# taz.de -- Parteitag der KP in Vietnam: Harter Kampf zweier Linien
       
       > Die überalterte Führung von Partei und Staat muss ersetzt werden. Das
       > geht nicht ohne Blessuren ab. Und es gibt Gerüchte um den Parteichef.
       
 (IMG) Bild: Alle fünf Jahre ist es die Großveranstaltung in Vietnam: der Parteitag der KP. Das 70-jährige Jubiläum wird auf dem Plakat in Hanoi gefeiert.
       
       Berlin taz | An diesem Donnerstag beginnt der XII. Parteitag der allein
       herrschenden KP. Schon seit Wochen bereiten landesweit Plakate und Banner
       die Bevölkerung auf das nur alle fünf Jahre stattfindende Großereignis vor.
       Doch weil sich zwei Fraktionen bei der Postenbesetzung gegenseitig
       blockieren, sind keine Details nach außen gedrungen.
       
       Dennoch meldete die amtliche Nachrichtenagentur VNA, das 14. Plenum des
       Zentralkomitees habe einen „überwältigenden Konsens“ erzielt.

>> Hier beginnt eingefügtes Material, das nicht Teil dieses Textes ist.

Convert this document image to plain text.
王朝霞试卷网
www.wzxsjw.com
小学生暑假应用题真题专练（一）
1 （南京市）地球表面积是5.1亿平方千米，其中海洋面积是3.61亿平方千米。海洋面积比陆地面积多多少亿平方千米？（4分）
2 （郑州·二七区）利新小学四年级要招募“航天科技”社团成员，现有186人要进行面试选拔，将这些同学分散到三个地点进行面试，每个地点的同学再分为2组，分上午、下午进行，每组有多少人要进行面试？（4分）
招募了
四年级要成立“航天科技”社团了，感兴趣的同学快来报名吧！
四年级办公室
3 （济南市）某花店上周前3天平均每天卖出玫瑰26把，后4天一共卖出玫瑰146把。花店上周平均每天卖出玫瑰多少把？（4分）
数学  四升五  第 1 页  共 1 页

Es sei in
       „verantwortlicher und demokratischer Manier“ diskutiert worden, wird
       KP-Chef Nguyen Phu Trong zitiert. Das geheim tagende Plenum sollte vorab
       die Personalentscheidungen treffen.
       
       Die vier höchsten Ämter in Partei und Staat (KP-Generalsekretär,
       Staatspräsident, Ministerpräsident und Vorsitz der Nationalversammlung)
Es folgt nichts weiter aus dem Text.